Fuat Köprülü: Türklere özgü bir beste ile söylenen halk şarkılarıdır.
Pertev Naili Boratav: Düzenleyicisi bilinmeyen, halkın sözlü geleneğinde oluşup gelişen, çağdan çağa ve yerden yere içeriğinde olsun, biçiminde olsun değişikliklere uğrayabilen ve her zaman bir ezgiyle söylenen şiirlerdir.
M. Öcal Oğuz: “Anonim” halk şiirleri arasında yer alan “türkü”yü ele aldığımız zaman kafiye örgüsü, nazım birimi, vezin ve hacim gibi “dış” unsurlar bakımından belirli bir şekille karşılaşmamaktayız.
Bize göre “türkü”, “Türklere mahsus ezgiler” olup bir nazım şekli veya türünün adı değildir.
Türkülerin doğuşu ve yayılışı
Türküler genellikle bir olay, bir arzu, bir heyecan üzerine doğarlar. Başlangıçta sahibi belli ürünlerdir. Ancak zamanla, türkünün asıl sahipleri unutulur ve sonraki nesiller tarafından halkın dilinde dolaşa dolaşa farklı coğrafyalara yayılır. Kimileri de sonlarında metnin kime ait olduğunu gösteren ifadeler (mahlas) içerir. Türküler, böylelikle anonimleşir.
Önceleri mahalli kimlik gösteren türküler, zamanla milli kimliğe dönüşür. Türkülerin anonimleşmesinde, daha çok göçler, kervanlar, askeri sevkler, gurbete iş için gidişler, gezgin halk şairlerinin faaliyetleri, yakın zamanlarda basın ve yayın organları rol oynar.

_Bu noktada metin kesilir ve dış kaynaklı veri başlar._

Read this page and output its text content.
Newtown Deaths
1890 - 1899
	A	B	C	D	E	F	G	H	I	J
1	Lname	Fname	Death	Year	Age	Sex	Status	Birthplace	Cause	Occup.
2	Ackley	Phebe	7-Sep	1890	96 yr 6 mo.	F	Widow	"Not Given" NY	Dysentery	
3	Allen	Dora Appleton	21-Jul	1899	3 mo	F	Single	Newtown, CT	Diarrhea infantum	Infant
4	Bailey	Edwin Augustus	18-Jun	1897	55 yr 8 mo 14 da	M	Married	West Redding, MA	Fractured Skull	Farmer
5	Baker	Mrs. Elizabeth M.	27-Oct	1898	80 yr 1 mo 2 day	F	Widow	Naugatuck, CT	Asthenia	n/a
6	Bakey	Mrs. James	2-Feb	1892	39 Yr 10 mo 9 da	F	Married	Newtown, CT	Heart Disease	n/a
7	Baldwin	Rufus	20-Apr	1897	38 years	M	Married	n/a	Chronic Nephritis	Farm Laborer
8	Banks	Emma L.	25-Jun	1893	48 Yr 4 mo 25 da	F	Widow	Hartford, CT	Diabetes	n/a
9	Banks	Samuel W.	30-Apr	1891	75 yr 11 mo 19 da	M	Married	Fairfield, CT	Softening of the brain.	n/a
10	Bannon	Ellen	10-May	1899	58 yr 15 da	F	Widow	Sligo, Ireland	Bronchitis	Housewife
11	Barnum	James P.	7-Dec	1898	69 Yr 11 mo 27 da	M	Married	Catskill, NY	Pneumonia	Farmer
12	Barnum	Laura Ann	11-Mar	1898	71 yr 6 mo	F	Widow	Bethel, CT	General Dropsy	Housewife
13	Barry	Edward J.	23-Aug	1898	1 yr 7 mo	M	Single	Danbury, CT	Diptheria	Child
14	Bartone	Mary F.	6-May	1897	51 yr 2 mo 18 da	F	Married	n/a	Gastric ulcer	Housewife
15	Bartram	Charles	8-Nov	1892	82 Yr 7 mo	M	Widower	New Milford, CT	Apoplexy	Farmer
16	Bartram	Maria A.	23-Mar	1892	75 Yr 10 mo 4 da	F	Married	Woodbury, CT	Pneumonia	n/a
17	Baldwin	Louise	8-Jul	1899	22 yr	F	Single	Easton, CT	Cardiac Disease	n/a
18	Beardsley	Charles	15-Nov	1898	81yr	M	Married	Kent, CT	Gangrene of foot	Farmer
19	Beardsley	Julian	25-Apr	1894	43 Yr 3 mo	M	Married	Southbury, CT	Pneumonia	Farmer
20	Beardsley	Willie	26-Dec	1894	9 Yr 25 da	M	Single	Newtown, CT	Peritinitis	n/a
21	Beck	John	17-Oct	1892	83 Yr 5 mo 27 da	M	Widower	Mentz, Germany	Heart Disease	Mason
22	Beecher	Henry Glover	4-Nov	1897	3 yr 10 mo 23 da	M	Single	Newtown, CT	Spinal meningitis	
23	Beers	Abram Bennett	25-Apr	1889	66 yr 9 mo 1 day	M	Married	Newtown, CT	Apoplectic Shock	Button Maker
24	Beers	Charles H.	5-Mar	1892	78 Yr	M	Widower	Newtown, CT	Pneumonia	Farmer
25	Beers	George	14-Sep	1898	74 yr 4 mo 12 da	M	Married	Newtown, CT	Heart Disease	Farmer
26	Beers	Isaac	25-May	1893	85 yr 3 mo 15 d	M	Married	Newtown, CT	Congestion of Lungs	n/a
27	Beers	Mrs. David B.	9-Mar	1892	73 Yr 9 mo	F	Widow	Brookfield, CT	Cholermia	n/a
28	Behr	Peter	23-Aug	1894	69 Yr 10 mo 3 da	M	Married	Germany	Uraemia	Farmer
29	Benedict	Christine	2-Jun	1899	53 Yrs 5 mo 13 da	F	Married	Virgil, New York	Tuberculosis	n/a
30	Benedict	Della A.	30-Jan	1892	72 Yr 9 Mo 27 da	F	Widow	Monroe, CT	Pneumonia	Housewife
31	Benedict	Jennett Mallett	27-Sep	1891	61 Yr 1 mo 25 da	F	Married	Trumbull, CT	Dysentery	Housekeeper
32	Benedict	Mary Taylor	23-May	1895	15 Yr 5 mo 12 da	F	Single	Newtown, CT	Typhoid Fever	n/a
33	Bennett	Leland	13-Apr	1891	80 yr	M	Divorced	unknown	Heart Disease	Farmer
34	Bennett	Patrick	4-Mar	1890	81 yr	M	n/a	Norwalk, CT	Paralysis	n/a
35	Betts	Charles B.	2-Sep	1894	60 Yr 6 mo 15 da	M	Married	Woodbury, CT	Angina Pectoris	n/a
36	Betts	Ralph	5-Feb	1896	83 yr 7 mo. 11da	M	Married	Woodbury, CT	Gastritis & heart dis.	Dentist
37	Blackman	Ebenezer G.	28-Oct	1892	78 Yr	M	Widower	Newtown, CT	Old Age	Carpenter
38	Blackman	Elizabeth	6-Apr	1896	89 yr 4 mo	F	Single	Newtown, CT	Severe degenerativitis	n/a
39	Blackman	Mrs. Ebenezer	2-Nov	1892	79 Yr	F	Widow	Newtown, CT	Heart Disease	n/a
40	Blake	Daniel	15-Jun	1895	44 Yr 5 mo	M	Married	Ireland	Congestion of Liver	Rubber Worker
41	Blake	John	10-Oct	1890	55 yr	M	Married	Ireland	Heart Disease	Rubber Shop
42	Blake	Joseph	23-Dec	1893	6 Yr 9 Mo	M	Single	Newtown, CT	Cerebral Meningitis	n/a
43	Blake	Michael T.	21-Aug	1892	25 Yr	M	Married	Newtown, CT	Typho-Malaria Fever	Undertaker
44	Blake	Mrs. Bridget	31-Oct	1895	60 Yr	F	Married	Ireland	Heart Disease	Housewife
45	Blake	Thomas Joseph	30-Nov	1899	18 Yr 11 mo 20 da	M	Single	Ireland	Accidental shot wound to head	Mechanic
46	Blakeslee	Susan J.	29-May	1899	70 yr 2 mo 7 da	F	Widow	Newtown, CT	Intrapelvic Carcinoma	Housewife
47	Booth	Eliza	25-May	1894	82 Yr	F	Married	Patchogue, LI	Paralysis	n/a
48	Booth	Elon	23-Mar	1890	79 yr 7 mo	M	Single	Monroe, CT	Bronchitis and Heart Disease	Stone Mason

Türkülerin çeşitleri ve teknik özellikleri
Türkü metinleri Boratav’ın ifadesiyle, bölge ve konulara has özellikler ya da ezgi ve sözlerin çeşitlenmesine göre “şarkı”, “deyiş”, “deme”, “hava”, “ninni”, “ağıt” gibi başka adlarla anılmıştır. Görülüyor ki, türkü kavramı içerisine ninni ve ağıtları da dâhil etmektedir. (Boratav 1988: 150 aktaran: Oğuz ve diğerleri 2007: 192)
Yine Boratav tarafından türküler, konuları ve kullanıldıkları yerler, üstlendikleri görevler ya da söyleniş amaçları bakımından iki grupta toplanır:
1 – Konularına göre türküler
A – Lirik türküler: Aşk, sevinç, özlem vb. duyguların ön alana çıktığı türkülerdir.
- Aşk ve sevdâ türküleri
- Gurbet türküleri
- Ağıtlar
- Ninniler
B – Satirik türküler: Mizahın ve yerginin ön alana çıktığı türkülerdir.
- Mizahi türküler
- Taşlamalar
C – Olay türküleri: Gerçek olaylara dayana türkülerdir.
- Tarihi türküler
- Eşkiya türküleri
- Hapishane türküleri
- Tören ve mevsim türküleri
- Düğün ve kına türküleri
- Tarikat türküleri
D – İş ve Meslek Türküleri
- Esnaf Türküleri
E – Pastoral Türküler: Konularını doğa ve doğa güzelliklerinden alan türkülerdir.
- Doğa Türküleri
F – Didaktik türküler
- Oyun Türküleri
2 – Ezgilerine Göre Türküler
- Usullü türküler (Kırık havalar)
- Usulsüz türküler
Nevzat Gözaydın, bu konuda şunları yazmaktadır: “Usullü türküler genellikle oyun havaları olup Konya’da “oturak”, Urfa’da “kırık hava“, Ege’de “zeybek”, Ordu, Giresun, Trakya ve Marmara’da “karşılama”, Harput’ta “şıkıltım”, Karadeniz kıyılarında “horon”, Isparta ve Eğridir’de “datdiri”, Kars ve Erzurum’da “Sümmani ağzı” adlarıyla da anılmaktadırlar.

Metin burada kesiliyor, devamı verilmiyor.